FormNet is a state-of-the-art document extraction system designed to parse complex forms with irregular layouts, tables, and columns. It significantly improves upon standard sequence models by leveraging Rich Attention for 2D spatial reasoning and Graph Convolutional Networks (GCN) for structural context.
- Spatial Embedding: Learns rich representations from 2D token coordinates.
- Rich Attention: A modified self-attention mechanism that captures direct spatial relationships between tokens.
- GCN Super-Tokens: Refines token representations using a spatial graph (K-NN) to aggregate neighborhood context.
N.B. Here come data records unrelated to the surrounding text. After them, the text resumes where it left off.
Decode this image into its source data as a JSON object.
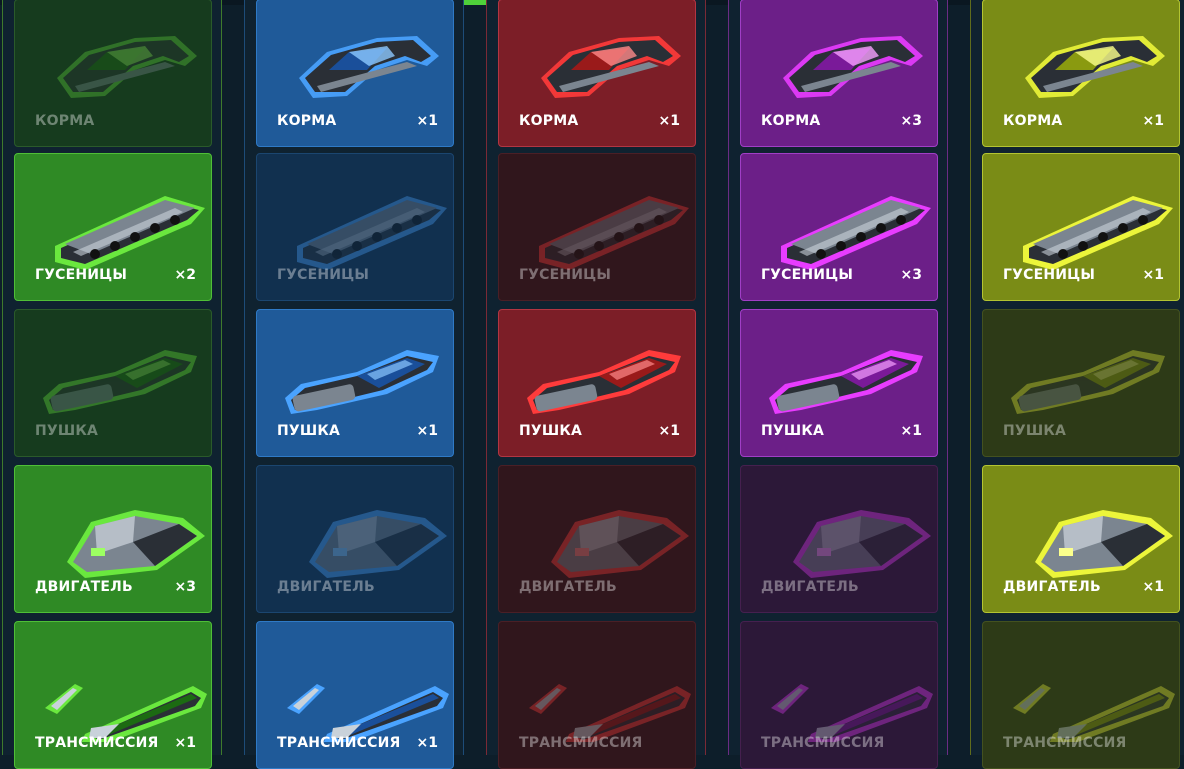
{
  "colors": {
    "background": "#0d1e2a",
    "green": "#2e8a22",
    "blue": "#1d4f8a",
    "red": "#7a1f2a",
    "purple": "#6a1e86",
    "yellow": "#7a8a14"
  },
  "columns": [
    {
      "key": "green",
      "cards": [
        {
          "label": "КОРМА",
          "count": "",
          "active": false,
          "icon": "hull-icon"
        },
        {
          "label": "ГУСЕНИЦЫ",
          "count": "×2",
          "active": true,
          "icon": "tracks-icon"
        },
        {
          "label": "ПУШКА",
          "count": "",
          "active": false,
          "icon": "cannon-icon"
        },
        {
          "label": "ДВИГАТЕЛЬ",
          "count": "×3",
          "active": true,
          "icon": "engine-icon"
        },
        {
          "label": "ТРАНСМИССИЯ",
          "count": "×1",
          "active": true,
          "icon": "transmission-icon"
        }
      ]
    },
    {
      "key": "blue",
      "cards": [
        {
          "label": "КОРМА",
          "count": "×1",
          "active": true,
          "icon": "hull-icon"
        },
        {
          "label": "ГУСЕНИЦЫ",
          "count": "",
          "active": false,
          "icon": "tracks-icon"
        },
        {
          "label": "ПУШКА",
          "count": "×1",
          "active": true,
          "icon": "cannon-icon"
        },
        {
          "label": "ДВИГАТЕЛЬ",
          "count": "",
          "active": false,
          "icon": "engine-icon"
        },
        {
          "label": "ТРАНСМИССИЯ",
          "count": "×1",
          "active": true,
          "icon": "transmission-icon"
        }
      ]
    },
    {
      "key": "red",
      "cards": [
        {
          "label": "КОРМА",
          "count": "×1",
          "active": true,
          "icon": "hull-icon"
        },
        {
          "label": "ГУСЕНИЦЫ",
          "count": "",
          "active": false,
          "icon": "tracks-icon"
        },
        {
          "label": "ПУШКА",
          "count": "×1",
          "active": true,
          "icon": "cannon-icon"
        },
        {
          "label": "ДВИГАТЕЛЬ",
          "count": "",
          "active": false,
          "icon": "engine-icon"
        },
        {
          "label": "ТРАНСМИССИЯ",
          "count": "",
          "active": false,
          "icon": "transmission-icon"
        }
      ]
    },
    {
      "key": "purple",
      "cards": [
        {
          "label": "КОРМА",
          "count": "×3",
          "active": true,
          "icon": "hull-icon"
        },
        {
          "label": "ГУСЕНИЦЫ",
          "count": "×3",
          "active": true,
          "icon": "tracks-icon"
        },
        {
          "label": "ПУШКА",
          "count": "×1",
          "active": true,
          "icon": "cannon-icon"
        },
        {
          "label": "ДВИГАТЕЛЬ",
          "count": "",
          "active": false,
          "icon": "engine-icon"
        },
        {
          "label": "ТРАНСМИССИЯ",
          "count": "",
          "active": false,
          "icon": "transmission-icon"
        }
      ]
    },
    {
      "key": "yellow",
      "cards": [
        {
          "label": "КОРМА",
          "count": "×1",
          "active": true,
          "icon": "hull-icon"
        },
        {
          "label": "ГУСЕНИЦЫ",
          "count": "×1",
          "active": true,
          "icon": "tracks-icon"
        },
        {
          "label": "ПУШКА",
          "count": "",
          "active": false,
          "icon": "cannon-icon"
        },
        {
          "label": "ДВИГАТЕЛЬ",
          "count": "×1",
          "active": true,
          "icon": "engine-icon"
        },
        {
          "label": "ТРАНСМИССИЯ",
          "count": "",
          "active": false,
          "icon": "transmission-icon"
        }
      ]
    }
  ]
}
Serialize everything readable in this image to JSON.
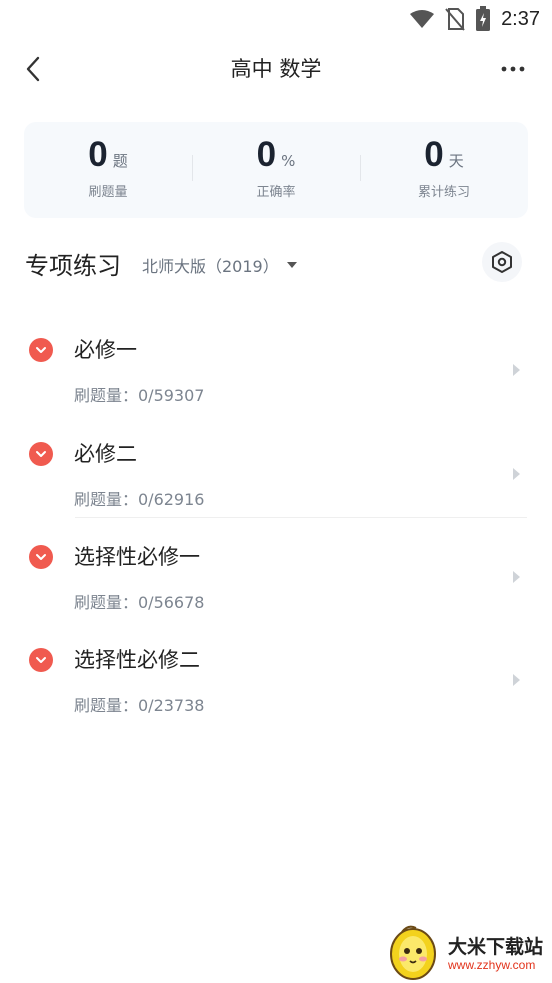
{
  "status_bar": {
    "time": "2:37"
  },
  "header": {
    "title": "高中 数学"
  },
  "stats": [
    {
      "value": "0",
      "unit": "题",
      "label": "刷题量"
    },
    {
      "value": "0",
      "unit": "%",
      "label": "正确率"
    },
    {
      "value": "0",
      "unit": "天",
      "label": "累计练习"
    }
  ],
  "section": {
    "title": "专项练习",
    "edition": "北师大版（2019）"
  },
  "items": [
    {
      "name": "必修一",
      "count": "刷题量：0/59307"
    },
    {
      "name": "必修二",
      "count": "刷题量：0/62916"
    },
    {
      "name": "选择性必修一",
      "count": "刷题量：0/56678"
    },
    {
      "name": "选择性必修二",
      "count": "刷题量：0/23738"
    }
  ],
  "watermark": {
    "text": "大米下载站",
    "url": "www.zzhyw.com"
  },
  "colors": {
    "accent": "#f05a4f",
    "stats_bg": "#f6f9fc",
    "highlight": "#ffd6d6"
  }
}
- Robust Serialization: Minimizes layout-serialization errors common in flat BERT-like models.
The system is built with modular components:
- Embedding Layer: Fuses DistilBERT text embeddings with learnable spatial embeddings.
- Rich Attention: Incorporates 2D spatial biases into the self-attention mechanism, allowing the model to "see" the layout.
- GCN Module: Refines token representations using a K-Nearest Neighbors (KNN) graph constructed from bounding box coordinates.
- Decoder: A classification head for BIO tagging (Entity Extraction) or sequence generation.
For a detailed explanation of the codebase, see the Developer Guide.
-
Clone the repository:
git clone https://github.com/pronzzz/docxformnet.git cd docxformnet -
Install dependencies:
pip3 install -r requirements.txt
FormNet supports CORD (Receipts) and FUNSD (Forms) datasets.
python3 data/download_datasets.pyThe script automatically handles dataset downloading and formatting using the Hugging Face datasets library.
Train the model on the CORD dataset:
python3 train.py --data_dir data/CORD --epochs 10 --batch_size 4This command will:
- Initialize the dataset and tokenizer.
- constructing spatial graphs on-the-fly during batch collation.
- Train the FormNet model and save checkpoints to
checkpoints/.
Evaluate a trained model on the test set:
python3 evaluate.py --checkpoint_path checkpoints/model_epoch_10.pt --data_dir data/CORDYou can visualize the model's understanding of the document layout (bounding boxes and labels):
from utils.visualize import visualize_document
# ... load your data ...
visualize_document("path/to/image.png", words, bboxes, labels)This project is licensed under the MIT License - see the LICENSE file for details.